Ellerimi kocaman açmışım, nerede olduğumu anlamak istiyorum, yine sıkıyorum boşluğu avuçlarımda sonra anlıyorum nerede olduğumu. Hiç... Koca bir hiçlik içindeyim.
Karanlığı delecek bi ışık bekliyorum. Işık var mı yoksa ben mi göremiyorum bilmiyorum. Neyi beklediğimi bilmeden bekliyorum. Saatler geçiyor ben yine bekliyorum. Karanlığın gecesi gündüzü olmaz biliyorum ama yine de hiçliğin içine gömülmüş birilerinin sabahı beklediğine inandırıyorum kendimi. Konuşmak istiyorum ama sessizlik yutuyor bütün kelimelerimi, kendime bile duyuramıyorum sesimi.

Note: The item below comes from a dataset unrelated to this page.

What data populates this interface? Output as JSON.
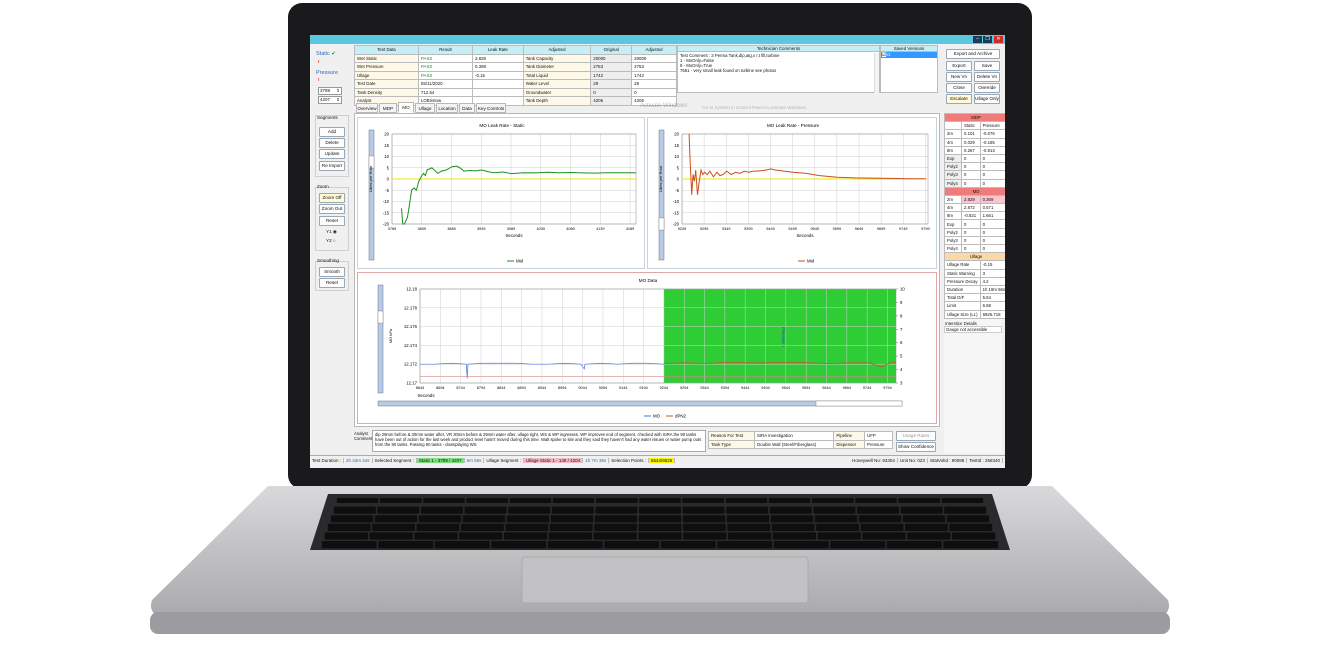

Yaşam gömdüğü karanlıktan bir perde aralamasını da biliyor bazen içeriye bir ışık demeti süzülüyor, karanlığın içinde ellerini kocaman açmış bekleyenleri gösteriyor. Hiçliğin içinde kıvranan bir adım atsalar yeniden var olacakları gösteriyor. Aydınlık içinde olan ama kendi karanlığına gömülen, küçücük ışık demetiyle parıl parıl olan yüzler gibi nicelerini gösteriyor.
Yaşam elimi karanlığa daldırmışım gibi hissettiriyor. Avuçlarımda karanlık içimde ışıkla görmenin ne demek olduğunu unutmadan yine görünür kılmak istiyorum yaşamı.